Tuesday, 7 July 2009

" 'The Man Who Fell in Love With the Moon' "

She swims in the pool. Each evening, as I step out onto the balcony, newly naked and ready for bed, I look down to see her. The first cool air of the day swirls around me, it clatters the brittle summer-scorched leaves together and spreads her silver form in the water's ripples. She waits for me and she gathers herself together - drawing in her refracted silver shards and straightening the wrinkled surface of our liquid sheets. And when the pool is still, with her sat whole and patient in its centre, I dive down, my hands parting the fat 'O' of her fullness. And her silver slicks over my skin, until underwater we are combined entirely. She is the cool gasp at the end of long wilting days. She is the quiet privacy that comes after too many brightly-coloured, noisy hours.

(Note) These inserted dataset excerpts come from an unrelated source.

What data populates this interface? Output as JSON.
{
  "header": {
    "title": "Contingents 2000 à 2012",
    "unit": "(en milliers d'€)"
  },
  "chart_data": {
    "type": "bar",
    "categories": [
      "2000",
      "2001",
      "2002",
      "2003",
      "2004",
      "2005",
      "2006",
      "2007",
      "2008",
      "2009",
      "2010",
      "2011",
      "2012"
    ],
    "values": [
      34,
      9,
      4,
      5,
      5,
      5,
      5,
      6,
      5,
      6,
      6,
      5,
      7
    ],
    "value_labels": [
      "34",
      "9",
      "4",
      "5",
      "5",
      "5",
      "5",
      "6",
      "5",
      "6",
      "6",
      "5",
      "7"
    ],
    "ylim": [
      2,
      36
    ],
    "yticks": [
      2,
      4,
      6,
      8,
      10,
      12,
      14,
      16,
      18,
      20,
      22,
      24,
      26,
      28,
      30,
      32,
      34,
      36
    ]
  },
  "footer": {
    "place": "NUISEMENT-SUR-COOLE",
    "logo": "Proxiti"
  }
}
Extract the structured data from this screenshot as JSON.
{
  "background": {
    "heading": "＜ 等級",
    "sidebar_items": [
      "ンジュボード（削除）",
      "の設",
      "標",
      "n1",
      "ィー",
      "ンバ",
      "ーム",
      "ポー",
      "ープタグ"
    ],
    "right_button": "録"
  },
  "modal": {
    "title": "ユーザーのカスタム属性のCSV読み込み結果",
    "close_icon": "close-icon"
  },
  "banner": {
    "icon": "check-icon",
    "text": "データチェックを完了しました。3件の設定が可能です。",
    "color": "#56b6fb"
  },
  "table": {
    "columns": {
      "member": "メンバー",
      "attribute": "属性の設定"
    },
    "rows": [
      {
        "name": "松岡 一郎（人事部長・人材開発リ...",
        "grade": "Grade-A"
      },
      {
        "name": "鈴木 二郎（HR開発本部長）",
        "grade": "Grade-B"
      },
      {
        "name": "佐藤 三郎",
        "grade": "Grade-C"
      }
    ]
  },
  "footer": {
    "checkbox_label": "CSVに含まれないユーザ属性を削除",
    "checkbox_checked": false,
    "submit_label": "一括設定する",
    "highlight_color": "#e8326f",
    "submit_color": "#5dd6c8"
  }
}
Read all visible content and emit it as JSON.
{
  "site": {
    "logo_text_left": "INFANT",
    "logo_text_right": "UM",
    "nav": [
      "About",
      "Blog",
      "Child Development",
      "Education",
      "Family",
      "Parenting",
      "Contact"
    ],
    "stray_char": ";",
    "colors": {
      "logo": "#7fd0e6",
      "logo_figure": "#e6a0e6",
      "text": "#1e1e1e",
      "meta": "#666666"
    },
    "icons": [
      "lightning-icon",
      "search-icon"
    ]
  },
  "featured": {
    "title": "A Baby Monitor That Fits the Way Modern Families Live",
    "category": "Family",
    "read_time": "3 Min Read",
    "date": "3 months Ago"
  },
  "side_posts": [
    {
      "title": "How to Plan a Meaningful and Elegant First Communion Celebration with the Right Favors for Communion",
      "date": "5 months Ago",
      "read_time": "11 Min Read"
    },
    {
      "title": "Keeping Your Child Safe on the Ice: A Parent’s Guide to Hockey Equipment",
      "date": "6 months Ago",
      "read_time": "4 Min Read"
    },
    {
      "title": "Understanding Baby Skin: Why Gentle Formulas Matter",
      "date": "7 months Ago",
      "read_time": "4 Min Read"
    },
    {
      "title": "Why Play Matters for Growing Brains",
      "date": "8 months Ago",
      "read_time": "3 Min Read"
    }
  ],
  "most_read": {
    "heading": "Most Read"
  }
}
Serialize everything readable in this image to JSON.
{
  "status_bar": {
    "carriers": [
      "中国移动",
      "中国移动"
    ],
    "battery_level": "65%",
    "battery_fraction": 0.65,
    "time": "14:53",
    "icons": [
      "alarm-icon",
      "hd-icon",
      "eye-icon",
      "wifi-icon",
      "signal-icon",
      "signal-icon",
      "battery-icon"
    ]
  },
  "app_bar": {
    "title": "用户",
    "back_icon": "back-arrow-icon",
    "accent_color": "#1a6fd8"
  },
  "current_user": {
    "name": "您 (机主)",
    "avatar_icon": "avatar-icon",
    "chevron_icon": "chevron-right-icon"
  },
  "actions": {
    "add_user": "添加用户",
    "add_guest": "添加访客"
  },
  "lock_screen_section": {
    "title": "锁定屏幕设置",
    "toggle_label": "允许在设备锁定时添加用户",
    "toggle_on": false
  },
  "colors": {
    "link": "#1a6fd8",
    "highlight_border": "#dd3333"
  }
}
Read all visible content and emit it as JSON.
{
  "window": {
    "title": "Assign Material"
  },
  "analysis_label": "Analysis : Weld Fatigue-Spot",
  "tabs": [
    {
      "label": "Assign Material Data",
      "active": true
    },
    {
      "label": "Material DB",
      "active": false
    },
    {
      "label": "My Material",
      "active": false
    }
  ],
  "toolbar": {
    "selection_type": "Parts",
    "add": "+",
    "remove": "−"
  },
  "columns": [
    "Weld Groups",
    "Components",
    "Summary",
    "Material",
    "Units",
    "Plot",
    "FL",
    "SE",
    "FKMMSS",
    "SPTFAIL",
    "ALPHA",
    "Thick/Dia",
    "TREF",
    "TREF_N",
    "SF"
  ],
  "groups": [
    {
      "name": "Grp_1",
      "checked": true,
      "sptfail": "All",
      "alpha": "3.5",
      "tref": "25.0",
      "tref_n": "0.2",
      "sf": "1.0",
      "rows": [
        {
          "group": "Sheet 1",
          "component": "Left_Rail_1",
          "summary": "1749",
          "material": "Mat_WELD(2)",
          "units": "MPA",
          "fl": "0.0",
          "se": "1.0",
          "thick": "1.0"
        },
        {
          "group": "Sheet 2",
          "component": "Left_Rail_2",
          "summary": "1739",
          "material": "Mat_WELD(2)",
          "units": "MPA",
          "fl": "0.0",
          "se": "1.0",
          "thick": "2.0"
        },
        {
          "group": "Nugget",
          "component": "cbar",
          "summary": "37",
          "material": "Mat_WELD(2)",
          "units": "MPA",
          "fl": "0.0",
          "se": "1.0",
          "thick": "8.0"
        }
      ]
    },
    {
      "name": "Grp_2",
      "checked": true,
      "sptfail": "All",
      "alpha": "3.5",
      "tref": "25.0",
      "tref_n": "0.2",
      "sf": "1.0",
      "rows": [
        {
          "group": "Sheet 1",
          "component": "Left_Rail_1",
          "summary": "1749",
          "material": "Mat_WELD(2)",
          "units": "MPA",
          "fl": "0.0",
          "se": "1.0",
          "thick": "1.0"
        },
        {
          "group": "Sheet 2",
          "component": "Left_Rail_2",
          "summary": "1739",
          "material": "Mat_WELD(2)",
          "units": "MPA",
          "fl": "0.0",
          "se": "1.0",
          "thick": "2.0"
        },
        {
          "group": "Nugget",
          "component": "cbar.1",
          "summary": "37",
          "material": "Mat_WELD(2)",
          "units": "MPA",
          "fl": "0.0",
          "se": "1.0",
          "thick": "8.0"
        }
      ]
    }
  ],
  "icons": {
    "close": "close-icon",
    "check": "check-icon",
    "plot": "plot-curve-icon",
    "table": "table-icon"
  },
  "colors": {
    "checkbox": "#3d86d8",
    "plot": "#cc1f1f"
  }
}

She is shy at times - drawn into nothing but a wry smile. But she always swells - slowly, seductively - until she is ripe and grown heavy on her rippled branch. And it is then that I dive into her, where she waits just beneath the skin of the water. I pierce it, fingers first, and swim inside her - the whole silvery pool of her, so cold it makes me shiver. And she pours into every crevice of my body and stains me with her shimmering colour. I stay under there, enveloped in her love, until my lungs claw at the walls of my chest and I burst forth, erupting in a shower of silver spray, and crawl onto the damp grass to pant and quake and drift off into dreams of my beautiful moon.